We are told that extraordinary claims require extraordinary evidence. Similarly, extraordinary design requires an extraordinary designer. You are free to believe that all of this magnificence is simply the result of unplanned fortuitous collisions of molecules—a belief that requires faith of an extraordinary caliber. Or you can accept a more sensible explanation—this artwork is the work of an Artist, the work of a wise and skilled Creator. But please don’t parrot the nonsense that theists are people of blind faith. Blind faith is exercised remarkably well by skeptics.

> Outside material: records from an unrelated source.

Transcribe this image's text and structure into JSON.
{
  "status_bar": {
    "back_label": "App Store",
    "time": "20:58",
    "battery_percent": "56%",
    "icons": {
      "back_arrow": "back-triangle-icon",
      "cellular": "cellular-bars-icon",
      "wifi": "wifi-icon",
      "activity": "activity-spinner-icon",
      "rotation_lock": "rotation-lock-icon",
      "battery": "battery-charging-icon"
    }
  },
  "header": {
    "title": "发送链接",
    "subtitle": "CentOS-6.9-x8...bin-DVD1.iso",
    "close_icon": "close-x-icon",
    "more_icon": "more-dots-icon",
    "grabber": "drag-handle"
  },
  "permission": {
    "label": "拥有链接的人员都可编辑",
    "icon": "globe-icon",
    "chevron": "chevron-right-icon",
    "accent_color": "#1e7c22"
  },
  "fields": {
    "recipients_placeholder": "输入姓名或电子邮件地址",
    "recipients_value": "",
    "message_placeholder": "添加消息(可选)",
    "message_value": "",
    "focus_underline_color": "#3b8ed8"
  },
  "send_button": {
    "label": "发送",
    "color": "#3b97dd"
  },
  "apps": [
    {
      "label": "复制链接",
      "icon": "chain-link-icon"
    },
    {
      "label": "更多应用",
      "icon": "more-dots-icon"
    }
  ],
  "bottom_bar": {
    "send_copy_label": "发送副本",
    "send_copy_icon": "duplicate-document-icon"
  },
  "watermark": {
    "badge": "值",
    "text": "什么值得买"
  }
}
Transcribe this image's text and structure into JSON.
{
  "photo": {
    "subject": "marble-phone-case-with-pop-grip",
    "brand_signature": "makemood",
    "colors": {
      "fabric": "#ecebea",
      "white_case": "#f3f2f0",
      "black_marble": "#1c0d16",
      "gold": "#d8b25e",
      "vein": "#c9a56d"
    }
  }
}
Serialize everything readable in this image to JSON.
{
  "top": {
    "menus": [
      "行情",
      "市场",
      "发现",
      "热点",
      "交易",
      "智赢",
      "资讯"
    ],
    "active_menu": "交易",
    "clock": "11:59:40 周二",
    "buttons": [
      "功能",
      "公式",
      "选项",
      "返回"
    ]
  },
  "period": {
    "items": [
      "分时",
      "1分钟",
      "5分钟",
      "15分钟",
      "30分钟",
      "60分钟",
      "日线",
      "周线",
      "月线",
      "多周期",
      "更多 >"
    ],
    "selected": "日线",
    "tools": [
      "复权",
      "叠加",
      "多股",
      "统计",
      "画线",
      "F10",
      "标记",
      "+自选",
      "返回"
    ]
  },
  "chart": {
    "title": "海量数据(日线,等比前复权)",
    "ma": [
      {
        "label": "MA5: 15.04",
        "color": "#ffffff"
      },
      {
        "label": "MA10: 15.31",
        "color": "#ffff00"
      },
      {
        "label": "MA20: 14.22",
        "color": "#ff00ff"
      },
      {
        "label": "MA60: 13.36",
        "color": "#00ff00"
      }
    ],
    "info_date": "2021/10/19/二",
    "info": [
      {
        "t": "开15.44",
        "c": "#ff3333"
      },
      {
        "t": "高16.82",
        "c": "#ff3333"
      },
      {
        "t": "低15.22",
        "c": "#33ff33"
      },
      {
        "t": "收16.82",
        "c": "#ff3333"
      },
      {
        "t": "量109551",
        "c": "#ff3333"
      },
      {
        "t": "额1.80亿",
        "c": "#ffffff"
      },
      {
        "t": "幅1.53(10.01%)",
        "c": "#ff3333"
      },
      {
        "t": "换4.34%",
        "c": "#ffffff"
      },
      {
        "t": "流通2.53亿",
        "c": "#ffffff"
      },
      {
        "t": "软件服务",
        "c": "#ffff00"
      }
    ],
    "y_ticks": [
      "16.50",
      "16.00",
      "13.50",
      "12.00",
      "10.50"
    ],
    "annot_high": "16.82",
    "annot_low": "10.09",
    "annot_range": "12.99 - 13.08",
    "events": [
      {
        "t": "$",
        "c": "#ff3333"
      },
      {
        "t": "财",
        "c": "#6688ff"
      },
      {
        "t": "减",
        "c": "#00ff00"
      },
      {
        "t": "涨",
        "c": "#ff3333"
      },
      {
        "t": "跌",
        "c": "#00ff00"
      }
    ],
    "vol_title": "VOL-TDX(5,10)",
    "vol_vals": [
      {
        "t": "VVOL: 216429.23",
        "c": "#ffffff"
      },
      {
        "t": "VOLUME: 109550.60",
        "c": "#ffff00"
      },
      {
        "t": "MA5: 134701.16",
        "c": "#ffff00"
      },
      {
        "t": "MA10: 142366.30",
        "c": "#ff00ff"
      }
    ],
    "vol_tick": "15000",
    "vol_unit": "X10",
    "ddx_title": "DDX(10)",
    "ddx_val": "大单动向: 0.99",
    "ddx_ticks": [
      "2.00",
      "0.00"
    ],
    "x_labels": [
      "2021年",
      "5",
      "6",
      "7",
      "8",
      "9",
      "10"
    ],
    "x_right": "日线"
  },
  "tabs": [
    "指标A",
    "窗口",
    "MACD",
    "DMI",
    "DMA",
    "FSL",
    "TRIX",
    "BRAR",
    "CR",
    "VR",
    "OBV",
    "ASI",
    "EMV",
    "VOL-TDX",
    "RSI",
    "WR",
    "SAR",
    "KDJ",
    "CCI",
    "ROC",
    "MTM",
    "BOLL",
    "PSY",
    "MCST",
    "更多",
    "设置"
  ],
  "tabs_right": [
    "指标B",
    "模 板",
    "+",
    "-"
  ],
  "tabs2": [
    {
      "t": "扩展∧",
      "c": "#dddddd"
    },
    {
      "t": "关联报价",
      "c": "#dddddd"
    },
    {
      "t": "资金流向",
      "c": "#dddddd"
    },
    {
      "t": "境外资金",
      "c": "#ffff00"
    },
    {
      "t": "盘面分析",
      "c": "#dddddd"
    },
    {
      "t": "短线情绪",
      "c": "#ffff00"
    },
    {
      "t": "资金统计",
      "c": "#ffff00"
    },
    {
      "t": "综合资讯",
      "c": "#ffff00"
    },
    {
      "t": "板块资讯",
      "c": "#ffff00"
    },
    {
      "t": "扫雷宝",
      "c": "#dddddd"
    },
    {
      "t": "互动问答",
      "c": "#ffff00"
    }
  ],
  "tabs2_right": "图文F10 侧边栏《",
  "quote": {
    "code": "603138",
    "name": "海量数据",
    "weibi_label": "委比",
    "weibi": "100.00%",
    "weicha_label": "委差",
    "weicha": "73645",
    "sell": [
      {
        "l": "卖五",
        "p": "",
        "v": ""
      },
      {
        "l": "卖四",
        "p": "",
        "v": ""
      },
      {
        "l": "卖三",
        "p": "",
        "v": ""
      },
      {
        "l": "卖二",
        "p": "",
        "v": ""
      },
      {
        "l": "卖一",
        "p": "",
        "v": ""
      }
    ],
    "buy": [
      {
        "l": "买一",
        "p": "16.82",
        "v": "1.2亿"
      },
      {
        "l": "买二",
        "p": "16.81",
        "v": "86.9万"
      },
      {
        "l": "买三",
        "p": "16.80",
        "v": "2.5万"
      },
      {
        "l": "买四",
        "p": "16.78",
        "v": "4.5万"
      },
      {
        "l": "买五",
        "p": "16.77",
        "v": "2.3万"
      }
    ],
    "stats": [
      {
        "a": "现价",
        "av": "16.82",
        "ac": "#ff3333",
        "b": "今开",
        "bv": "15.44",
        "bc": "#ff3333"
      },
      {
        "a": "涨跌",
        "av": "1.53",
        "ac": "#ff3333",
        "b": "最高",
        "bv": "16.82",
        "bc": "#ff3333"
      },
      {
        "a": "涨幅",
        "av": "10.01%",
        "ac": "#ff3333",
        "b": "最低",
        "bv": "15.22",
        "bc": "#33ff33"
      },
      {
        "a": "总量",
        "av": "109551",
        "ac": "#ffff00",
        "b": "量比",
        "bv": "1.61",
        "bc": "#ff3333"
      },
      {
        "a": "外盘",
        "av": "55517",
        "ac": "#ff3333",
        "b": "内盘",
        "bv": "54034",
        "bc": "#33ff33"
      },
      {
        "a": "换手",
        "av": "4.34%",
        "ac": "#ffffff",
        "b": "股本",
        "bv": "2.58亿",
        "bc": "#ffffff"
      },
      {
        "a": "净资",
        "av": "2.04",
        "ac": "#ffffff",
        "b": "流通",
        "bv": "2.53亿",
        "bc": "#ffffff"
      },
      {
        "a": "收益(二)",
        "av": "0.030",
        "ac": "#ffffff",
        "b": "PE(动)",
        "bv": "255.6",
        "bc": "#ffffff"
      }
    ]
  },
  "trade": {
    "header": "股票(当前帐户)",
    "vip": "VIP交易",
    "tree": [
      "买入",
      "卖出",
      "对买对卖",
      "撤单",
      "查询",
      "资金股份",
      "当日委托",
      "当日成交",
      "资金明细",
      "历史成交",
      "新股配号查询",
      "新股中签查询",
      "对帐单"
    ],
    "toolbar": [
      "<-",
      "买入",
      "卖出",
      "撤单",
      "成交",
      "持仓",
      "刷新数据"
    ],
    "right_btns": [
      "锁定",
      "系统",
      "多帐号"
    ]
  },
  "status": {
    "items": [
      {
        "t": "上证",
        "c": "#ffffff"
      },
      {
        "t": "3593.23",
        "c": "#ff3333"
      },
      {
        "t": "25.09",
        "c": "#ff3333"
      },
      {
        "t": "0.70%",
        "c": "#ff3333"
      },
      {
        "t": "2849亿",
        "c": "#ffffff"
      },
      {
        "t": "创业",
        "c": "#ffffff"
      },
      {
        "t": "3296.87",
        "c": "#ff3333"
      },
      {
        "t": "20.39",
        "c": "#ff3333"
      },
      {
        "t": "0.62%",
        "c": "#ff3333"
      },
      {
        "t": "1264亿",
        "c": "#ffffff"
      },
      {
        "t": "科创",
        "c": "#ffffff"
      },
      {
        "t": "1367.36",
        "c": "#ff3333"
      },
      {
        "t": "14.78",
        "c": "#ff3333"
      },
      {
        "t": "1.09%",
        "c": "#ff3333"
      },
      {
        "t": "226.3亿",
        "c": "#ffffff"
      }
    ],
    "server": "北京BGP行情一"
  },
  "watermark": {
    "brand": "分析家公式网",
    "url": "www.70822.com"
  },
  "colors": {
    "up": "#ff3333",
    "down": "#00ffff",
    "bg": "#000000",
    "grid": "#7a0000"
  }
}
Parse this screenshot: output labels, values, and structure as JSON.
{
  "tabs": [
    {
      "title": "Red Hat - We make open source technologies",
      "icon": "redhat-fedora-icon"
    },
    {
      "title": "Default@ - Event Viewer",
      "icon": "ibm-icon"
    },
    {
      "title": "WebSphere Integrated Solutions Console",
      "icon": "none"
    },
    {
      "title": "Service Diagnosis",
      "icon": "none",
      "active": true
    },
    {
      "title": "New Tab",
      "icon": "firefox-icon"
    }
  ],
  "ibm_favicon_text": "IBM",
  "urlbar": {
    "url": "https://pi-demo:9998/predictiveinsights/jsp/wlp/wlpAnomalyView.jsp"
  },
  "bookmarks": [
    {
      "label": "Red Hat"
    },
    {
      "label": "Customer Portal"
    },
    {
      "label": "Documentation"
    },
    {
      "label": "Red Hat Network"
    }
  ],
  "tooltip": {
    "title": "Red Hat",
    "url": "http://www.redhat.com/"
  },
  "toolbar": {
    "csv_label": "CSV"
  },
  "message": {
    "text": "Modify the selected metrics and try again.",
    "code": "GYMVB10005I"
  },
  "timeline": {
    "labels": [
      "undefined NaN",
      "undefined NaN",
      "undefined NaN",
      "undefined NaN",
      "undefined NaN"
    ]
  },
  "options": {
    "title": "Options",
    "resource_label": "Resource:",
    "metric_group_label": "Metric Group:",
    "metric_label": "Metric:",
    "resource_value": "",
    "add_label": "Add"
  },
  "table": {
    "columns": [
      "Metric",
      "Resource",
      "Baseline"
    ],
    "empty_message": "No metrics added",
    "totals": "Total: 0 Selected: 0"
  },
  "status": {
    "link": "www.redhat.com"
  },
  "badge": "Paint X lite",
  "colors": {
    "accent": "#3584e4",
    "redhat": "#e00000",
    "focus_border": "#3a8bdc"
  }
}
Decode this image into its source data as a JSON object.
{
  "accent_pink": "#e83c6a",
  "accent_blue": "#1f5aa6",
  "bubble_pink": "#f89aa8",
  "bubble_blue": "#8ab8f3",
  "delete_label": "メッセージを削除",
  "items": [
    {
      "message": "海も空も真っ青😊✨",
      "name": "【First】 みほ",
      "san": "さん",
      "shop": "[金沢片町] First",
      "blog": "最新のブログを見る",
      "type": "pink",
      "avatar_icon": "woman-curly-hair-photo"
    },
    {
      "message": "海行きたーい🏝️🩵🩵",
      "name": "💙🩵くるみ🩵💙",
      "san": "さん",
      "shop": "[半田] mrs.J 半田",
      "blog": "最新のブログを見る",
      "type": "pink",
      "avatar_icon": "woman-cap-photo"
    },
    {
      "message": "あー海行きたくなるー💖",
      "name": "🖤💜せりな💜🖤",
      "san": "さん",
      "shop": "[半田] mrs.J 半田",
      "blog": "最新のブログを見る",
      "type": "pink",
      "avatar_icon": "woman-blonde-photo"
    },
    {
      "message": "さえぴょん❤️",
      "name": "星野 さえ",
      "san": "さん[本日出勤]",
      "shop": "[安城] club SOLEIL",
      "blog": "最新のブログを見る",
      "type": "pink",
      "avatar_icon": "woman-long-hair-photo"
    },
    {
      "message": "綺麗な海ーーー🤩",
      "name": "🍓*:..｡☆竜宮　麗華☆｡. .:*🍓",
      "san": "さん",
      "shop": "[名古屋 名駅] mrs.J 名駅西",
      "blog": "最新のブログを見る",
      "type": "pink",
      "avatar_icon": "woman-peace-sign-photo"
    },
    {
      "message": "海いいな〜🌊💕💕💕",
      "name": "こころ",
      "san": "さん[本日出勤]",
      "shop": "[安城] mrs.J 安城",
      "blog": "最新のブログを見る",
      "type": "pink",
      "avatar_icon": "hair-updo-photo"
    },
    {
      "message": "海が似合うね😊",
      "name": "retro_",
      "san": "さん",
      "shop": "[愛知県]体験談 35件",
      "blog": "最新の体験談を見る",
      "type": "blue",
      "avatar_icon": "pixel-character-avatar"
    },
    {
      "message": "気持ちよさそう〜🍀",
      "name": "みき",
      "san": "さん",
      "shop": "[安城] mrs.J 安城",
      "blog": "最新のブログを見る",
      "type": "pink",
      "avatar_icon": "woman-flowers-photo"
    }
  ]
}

I am not an Atheist. I do not know if I can define myself as a Pantheist… We are in the position of a little child, entering a huge library whose walls are covered to the ceiling with books in many different tongues. The child knows that someone must have written those books. It does not know who or how. It does not understand the languages in which they are written. The child notes a definite plan in the arrangement of the books, a mysterious order, which it does not comprehend, but only dimly suspects. That, it seems to me, is the attitude of the human mind, even the greatest and most cultured, toward God. We see a universe marvelously arranged, obeying certain laws, but we understand the laws only dimly.
The overlooked point is this: when examined carefully, scientific accounts of natural processes are never really about order emerging from mere chaos, or form emerging from mere formlessness. On the contrary, they are always about the unfolding of an order that was already implicit in the nature of things, although often in a secret or hidden way. When we see situations that appear haphazard, or things that appear amorphous, automatically or spontaneously ‘arranging themselves’ into orderly patterns, what we find in every case is that what appeared to be amorphous or haphazard actually already had a great deal of order built into it.
In fact, we shall learn something more: in every case where science explains order, it does so, in the final analysis, by appealing to a greater, more impressive, and more comprehensive underlying orderliness. And that is why, ultimately, scientific explanations do not allow us to escape from the Design Argument: for when the scientist has done his job there is not less order to explain but more.